One can agree, I think, with the bishops' argument against the Obama administration's policy as it now stands and still find this campaign excessive. What troubles me most about it is the bishops' ongoing attempt to cast themselves as victims. They are well-educated, well-fed, well-housed, and when they disagree with something that their government does, they are in a position to make an exceedingly loud noise in Congress and in the media. Yet they persist in a narrative of oppression. This suggests that the bishops are infected with a virulent strain of the self-absorption they deplore in the rest of the culture.

Comments (11)

At first I thought this headline was referring to the House of Bishops of the Episcopal Church with respect to the interwebs, twittering, etc. : )

Neil, would that it were only the bishops.

I am glad I am not the only one who thinks they are overreacting.

When the RC Church down the street put out signs for Fortnight of Freedom, I went to their website.

It really is just about them and their freedom.

I think it makes the Church look too self serving.

Rev. Kurt Huber
St. Peter's, Monroe CT

I absolutely agree. FWIW, I wrote an article for a local paper on this exact question a few weeks ago.

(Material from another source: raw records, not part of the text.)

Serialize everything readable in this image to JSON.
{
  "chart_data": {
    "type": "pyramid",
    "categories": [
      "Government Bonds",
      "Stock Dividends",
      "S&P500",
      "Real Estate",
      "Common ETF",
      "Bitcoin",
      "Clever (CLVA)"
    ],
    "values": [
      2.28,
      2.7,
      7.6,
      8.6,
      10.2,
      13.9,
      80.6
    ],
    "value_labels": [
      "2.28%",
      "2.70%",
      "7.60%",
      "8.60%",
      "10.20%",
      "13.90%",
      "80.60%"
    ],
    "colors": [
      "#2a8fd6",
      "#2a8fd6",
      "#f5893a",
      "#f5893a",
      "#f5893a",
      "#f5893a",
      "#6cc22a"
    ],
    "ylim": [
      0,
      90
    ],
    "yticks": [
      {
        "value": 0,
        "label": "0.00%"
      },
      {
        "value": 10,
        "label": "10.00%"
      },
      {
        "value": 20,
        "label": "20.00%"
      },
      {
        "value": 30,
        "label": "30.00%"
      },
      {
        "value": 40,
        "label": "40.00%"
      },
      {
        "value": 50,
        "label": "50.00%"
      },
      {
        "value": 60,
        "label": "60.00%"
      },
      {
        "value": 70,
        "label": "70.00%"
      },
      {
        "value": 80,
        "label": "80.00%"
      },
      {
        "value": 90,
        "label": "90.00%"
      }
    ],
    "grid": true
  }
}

"The bishops are overreacting"

Jim, I think you're underreacting. ;-/

JC Fisher

I keep wondering what is to come of the rest of us who do not share their beliefs? What about OUR first amendment rights and our faith?

One has to laugh at the irony. How is their demand, to be free from obeying laws that religious offend them, any different from the Islamic press for localized sharia?

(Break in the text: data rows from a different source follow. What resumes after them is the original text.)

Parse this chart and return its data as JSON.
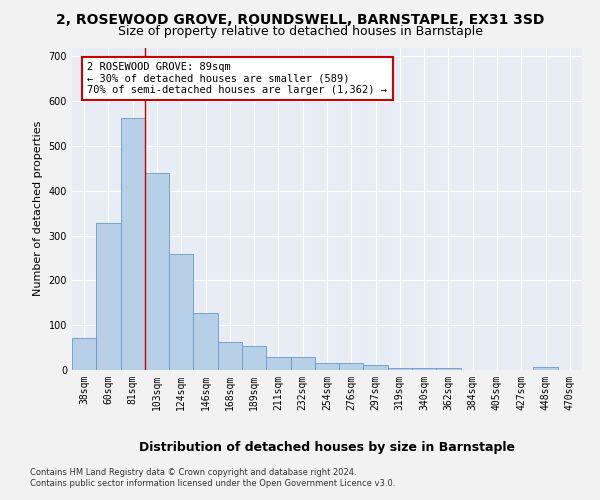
{
  "title": "2, ROSEWOOD GROVE, ROUNDSWELL, BARNSTAPLE, EX31 3SD",
  "subtitle": "Size of property relative to detached houses in Barnstaple",
  "xlabel": "Distribution of detached houses by size in Barnstaple",
  "ylabel": "Number of detached properties",
  "categories": [
    "38sqm",
    "60sqm",
    "81sqm",
    "103sqm",
    "124sqm",
    "146sqm",
    "168sqm",
    "189sqm",
    "211sqm",
    "232sqm",
    "254sqm",
    "276sqm",
    "297sqm",
    "319sqm",
    "340sqm",
    "362sqm",
    "384sqm",
    "405sqm",
    "427sqm",
    "448sqm",
    "470sqm"
  ],
  "values": [
    72,
    328,
    562,
    440,
    258,
    128,
    63,
    53,
    28,
    28,
    15,
    15,
    12,
    5,
    5,
    5,
    0,
    0,
    0,
    6,
    0
  ],
  "bar_color": "#b8cfe8",
  "bar_edge_color": "#6699cc",
  "bg_color": "#e8edf5",
  "grid_color": "#ffffff",
  "vline_bar_index": 2,
  "vline_color": "#cc0000",
  "annotation_line1": "2 ROSEWOOD GROVE: 89sqm",
  "annotation_line2": "← 30% of detached houses are smaller (589)",
  "annotation_line3": "70% of semi-detached houses are larger (1,362) →",
  "annotation_box_color": "#ffffff",
  "annotation_box_edge_color": "#cc0000",
  "ylim": [
    0,
    720
  ],
  "yticks": [
    0,
    100,
    200,
    300,
    400,
    500,
    600,
    700
  ],
  "footer_line1": "Contains HM Land Registry data © Crown copyright and database right 2024.",
  "footer_line2": "Contains public sector information licensed under the Open Government Licence v3.0.",
  "title_fontsize": 10,
  "subtitle_fontsize": 9,
  "ylabel_fontsize": 8,
  "xlabel_fontsize": 9,
  "tick_fontsize": 7,
  "annotation_fontsize": 7.5,
  "footer_fontsize": 6
}
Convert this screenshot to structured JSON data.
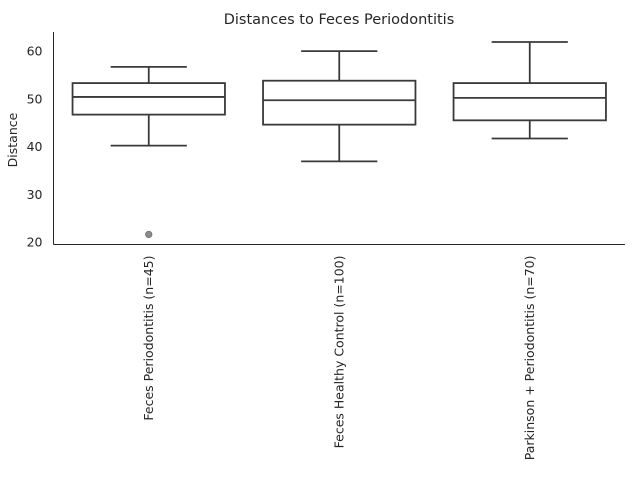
{
  "chart_data": {
    "type": "box",
    "title": "Distances to Feces Periodontitis",
    "xlabel": "",
    "ylabel": "Distance",
    "ylim": [
      19.5,
      64
    ],
    "yticks": [
      20,
      30,
      40,
      50,
      60
    ],
    "grid": false,
    "categories": [
      "Feces Periodontitis (n=45)",
      "Feces Healthy Control (n=100)",
      "Parkinson + Periodontitis (n=70)"
    ],
    "boxes": [
      {
        "category": "Feces Periodontitis (n=45)",
        "whisker_low": 40.2,
        "q1": 46.7,
        "median": 50.4,
        "q3": 53.3,
        "whisker_high": 56.7,
        "outliers": [
          21.6
        ]
      },
      {
        "category": "Feces Healthy Control (n=100)",
        "whisker_low": 36.9,
        "q1": 44.6,
        "median": 49.7,
        "q3": 53.8,
        "whisker_high": 60.0,
        "outliers": []
      },
      {
        "category": "Parkinson + Periodontitis (n=70)",
        "whisker_low": 41.7,
        "q1": 45.5,
        "median": 50.2,
        "q3": 53.3,
        "whisker_high": 61.9,
        "outliers": []
      }
    ]
  }
}
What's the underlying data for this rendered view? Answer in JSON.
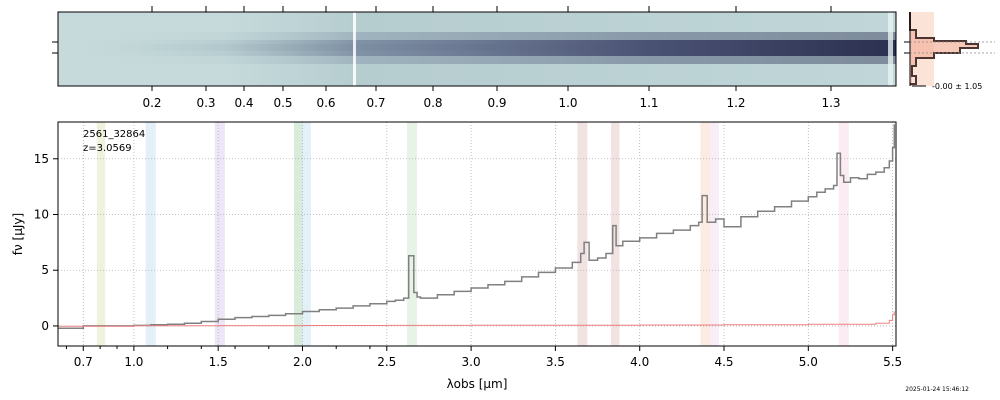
{
  "chart_data": [
    {
      "type": "heatmap",
      "description_role": "2D spectrum",
      "top_tick_labels": [
        "0.2",
        "0.3",
        "0.4",
        "0.5",
        "0.6",
        "0.7",
        "0.8",
        "0.9",
        "1.0",
        "1.1",
        "1.2",
        "1.3"
      ],
      "top_tick_values": [
        0.2,
        0.3,
        0.4,
        0.5,
        0.6,
        0.7,
        0.8,
        0.9,
        1.0,
        1.1,
        1.2,
        1.3
      ],
      "colormap": [
        "#c6dadb",
        "#9fb6bf",
        "#5d6a86",
        "#2b3050"
      ]
    },
    {
      "type": "line",
      "description_role": "profile histogram",
      "label": "-0.00 ± 1.05",
      "colors": {
        "fill": "#f7c9b6",
        "line": "#4a3530"
      }
    },
    {
      "type": "line",
      "title": "",
      "annotation_id": "2561_32864",
      "annotation_z": "z=3.0569",
      "xlabel": "λobs [μm]",
      "ylabel": "fν [μJy]",
      "xlim": [
        0.55,
        5.52
      ],
      "ylim": [
        -1.8,
        18.3
      ],
      "x_tick_labels": [
        "0.7",
        "1.0",
        "1.5",
        "2.0",
        "2.5",
        "3.0",
        "3.5",
        "4.0",
        "4.5",
        "5.0",
        "5.5"
      ],
      "x_tick_values": [
        0.7,
        1.0,
        1.5,
        2.0,
        2.5,
        3.0,
        3.5,
        4.0,
        4.5,
        5.0,
        5.5
      ],
      "y_tick_labels": [
        "0",
        "5",
        "10",
        "15"
      ],
      "y_tick_values": [
        0,
        5,
        10,
        15
      ],
      "grid": true,
      "series": [
        {
          "color": "#808080",
          "x": [
            0.55,
            0.7,
            0.8,
            1.0,
            1.1,
            1.2,
            1.3,
            1.4,
            1.5,
            1.6,
            1.7,
            1.8,
            1.9,
            2.0,
            2.1,
            2.2,
            2.3,
            2.4,
            2.5,
            2.55,
            2.6,
            2.63,
            2.66,
            2.68,
            2.7,
            2.8,
            2.9,
            3.0,
            3.1,
            3.2,
            3.3,
            3.4,
            3.5,
            3.6,
            3.65,
            3.67,
            3.7,
            3.75,
            3.8,
            3.84,
            3.86,
            3.9,
            4.0,
            4.1,
            4.2,
            4.3,
            4.35,
            4.37,
            4.4,
            4.45,
            4.5,
            4.6,
            4.7,
            4.8,
            4.9,
            5.0,
            5.05,
            5.1,
            5.15,
            5.17,
            5.19,
            5.21,
            5.25,
            5.3,
            5.35,
            5.4,
            5.45,
            5.48,
            5.5,
            5.51
          ],
          "y": [
            -0.2,
            0.0,
            0.0,
            0.05,
            0.1,
            0.15,
            0.25,
            0.4,
            0.6,
            0.75,
            0.85,
            0.95,
            1.1,
            1.3,
            1.45,
            1.6,
            1.8,
            2.0,
            2.2,
            2.3,
            2.5,
            6.3,
            3.0,
            2.6,
            2.5,
            2.8,
            3.1,
            3.4,
            3.7,
            4.0,
            4.4,
            4.8,
            5.2,
            5.7,
            6.5,
            7.5,
            5.9,
            6.1,
            6.5,
            9.0,
            7.2,
            7.6,
            7.9,
            8.3,
            8.6,
            9.0,
            9.3,
            11.7,
            9.3,
            9.6,
            8.9,
            9.8,
            10.3,
            10.7,
            11.2,
            11.6,
            12.0,
            12.3,
            12.6,
            15.5,
            13.5,
            12.9,
            13.3,
            13.2,
            13.6,
            13.8,
            14.2,
            14.8,
            16.0,
            18.1
          ]
        },
        {
          "color": "#f08080",
          "x": [
            0.55,
            1.0,
            1.5,
            2.0,
            2.5,
            3.0,
            3.5,
            4.0,
            4.5,
            5.0,
            5.4,
            5.48,
            5.5,
            5.51
          ],
          "y": [
            -0.02,
            0.02,
            0.03,
            0.04,
            0.05,
            0.06,
            0.07,
            0.08,
            0.1,
            0.15,
            0.25,
            0.5,
            1.0,
            1.3
          ]
        }
      ],
      "bands": [
        {
          "x0": 0.78,
          "x1": 0.83,
          "color": "#c8d08a"
        },
        {
          "x0": 1.07,
          "x1": 1.13,
          "color": "#9ec9e6"
        },
        {
          "x0": 1.48,
          "x1": 1.54,
          "color": "#b9a6de"
        },
        {
          "x0": 1.95,
          "x1": 2.0,
          "color": "#6fba79"
        },
        {
          "x0": 2.0,
          "x1": 2.05,
          "color": "#9ec9e6"
        },
        {
          "x0": 2.62,
          "x1": 2.68,
          "color": "#a6d3a4"
        },
        {
          "x0": 3.63,
          "x1": 3.69,
          "color": "#d29a9a"
        },
        {
          "x0": 3.83,
          "x1": 3.88,
          "color": "#d29a9a"
        },
        {
          "x0": 4.36,
          "x1": 4.42,
          "color": "#f3b79a"
        },
        {
          "x0": 4.42,
          "x1": 4.47,
          "color": "#e6c3e6"
        },
        {
          "x0": 5.18,
          "x1": 5.24,
          "color": "#f2b7cf"
        }
      ]
    }
  ],
  "timestamp": "2025-01-24 15:46:12"
}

Moreover there is nothing to keep any church from providing services from its own pocket, but it is not the responsibility of the government to give them money to spread their particular brand of faith. Any church can run schools, hospitals and other social services without needing a dime of Federal money. What they want is the money and to propagate their brand of Christianity.

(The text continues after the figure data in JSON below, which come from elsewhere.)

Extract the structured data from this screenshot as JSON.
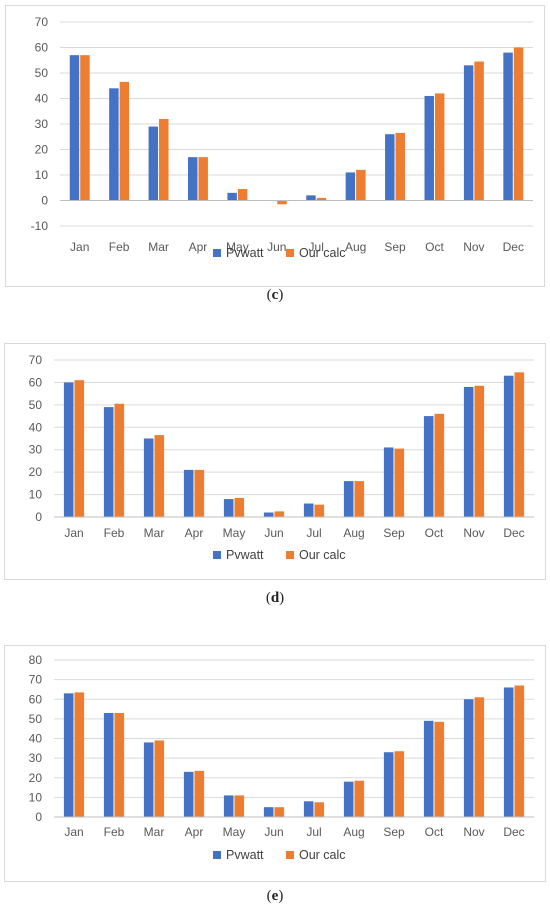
{
  "chart_data": [
    {
      "type": "bar",
      "caption_letter": "c",
      "categories": [
        "Jan",
        "Feb",
        "Mar",
        "Apr",
        "May",
        "Jun",
        "Jul",
        "Aug",
        "Sep",
        "Oct",
        "Nov",
        "Dec"
      ],
      "series": [
        {
          "name": "Pvwatt",
          "color": "#4472C4",
          "values": [
            57,
            44,
            29,
            17,
            3,
            0,
            2,
            11,
            26,
            41,
            53,
            58
          ]
        },
        {
          "name": "Our calc",
          "color": "#ED7D31",
          "values": [
            57,
            46.5,
            32,
            17,
            4.5,
            -1.5,
            1,
            12,
            26.5,
            42,
            54.5,
            60
          ]
        }
      ],
      "ylim": [
        -10,
        70
      ],
      "yticks": [
        -10,
        0,
        10,
        20,
        30,
        40,
        50,
        60,
        70
      ],
      "grid": true,
      "legend": "bottom"
    },
    {
      "type": "bar",
      "caption_letter": "d",
      "categories": [
        "Jan",
        "Feb",
        "Mar",
        "Apr",
        "May",
        "Jun",
        "Jul",
        "Aug",
        "Sep",
        "Oct",
        "Nov",
        "Dec"
      ],
      "series": [
        {
          "name": "Pvwatt",
          "color": "#4472C4",
          "values": [
            60,
            49,
            35,
            21,
            8,
            2,
            6,
            16,
            31,
            45,
            58,
            63
          ]
        },
        {
          "name": "Our calc",
          "color": "#ED7D31",
          "values": [
            61,
            50.5,
            36.5,
            21,
            8.5,
            2.5,
            5.5,
            16,
            30.5,
            46,
            58.5,
            64.5
          ]
        }
      ],
      "ylim": [
        0,
        70
      ],
      "yticks": [
        0,
        10,
        20,
        30,
        40,
        50,
        60,
        70
      ],
      "grid": true,
      "legend": "bottom"
    },
    {
      "type": "bar",
      "caption_letter": "e",
      "categories": [
        "Jan",
        "Feb",
        "Mar",
        "Apr",
        "May",
        "Jun",
        "Jul",
        "Aug",
        "Sep",
        "Oct",
        "Nov",
        "Dec"
      ],
      "series": [
        {
          "name": "Pvwatt",
          "color": "#4472C4",
          "values": [
            63,
            53,
            38,
            23,
            11,
            5,
            8,
            18,
            33,
            49,
            60,
            66
          ]
        },
        {
          "name": "Our calc",
          "color": "#ED7D31",
          "values": [
            63.5,
            53,
            39,
            23.5,
            11,
            5,
            7.5,
            18.5,
            33.5,
            48.5,
            61,
            67
          ]
        }
      ],
      "ylim": [
        0,
        80
      ],
      "yticks": [
        0,
        10,
        20,
        30,
        40,
        50,
        60,
        70,
        80
      ],
      "grid": true,
      "legend": "bottom"
    }
  ]
}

I suppose soon they will claim that shielding their pederasts is a religiously protected right too. The US Conference has long lost its moral capital.

Their reaction as victims is very much in keeping with the RCC’s episcopate. They have fostered that mindset in their church for generations here in the USA, and it has been very effective for them.

As long as they can portray their church and its members as an oppressed class of people, they can maintain the Catholic-ghetto mentality and keep control over their laity. This technique goes back even further than Pius IX and the 1864 Syllabus of Errors, which specifically cites Modern Liberalism (aka, constitutional democracy) as “reprobate and condemned”. An “attack” on the RCC is an attack upon the community, and therefore must be opposed, if not outright defeated.

And we cannot ignore the notion that the RCC episcopate screams bloody murder to divert laity’s attention away from its past crimes and dissolution of its credibility as a moral authority. They are still playing the victim card.

Kevin McGrane

Soon after I moved to the US in the 70's a co-worker commented, re my vocabulary, "I thought only people in Jane Austen said 'fortnight'". My experience since then has been that where US usage is concerned, she was right. Pretty pretentious of the bishops, or their PR gurus, to exhume it, isn't it?

"A Senight of Sanctity" coming soon?

Dear Fortnight of Freedom Folks,

The Good News is the First Amendment protects your right to be as bigoted, homophobic and/or sexist as you want to in the privacy of your own religion. The Better News is the First Amendment protects US from the bigotry, homophobia and/or sexism of your religion. Seriously, people! Get off the "attack on religion" high horse and read the freakin' Bill of Rights!

Susan Russell
All Saints Church, Pasadena

Apparently, employees organizing for health benefits and job security is also an affront to the religious freedom of the Church. Somewhere, Dorothy Day is revolving in her grave.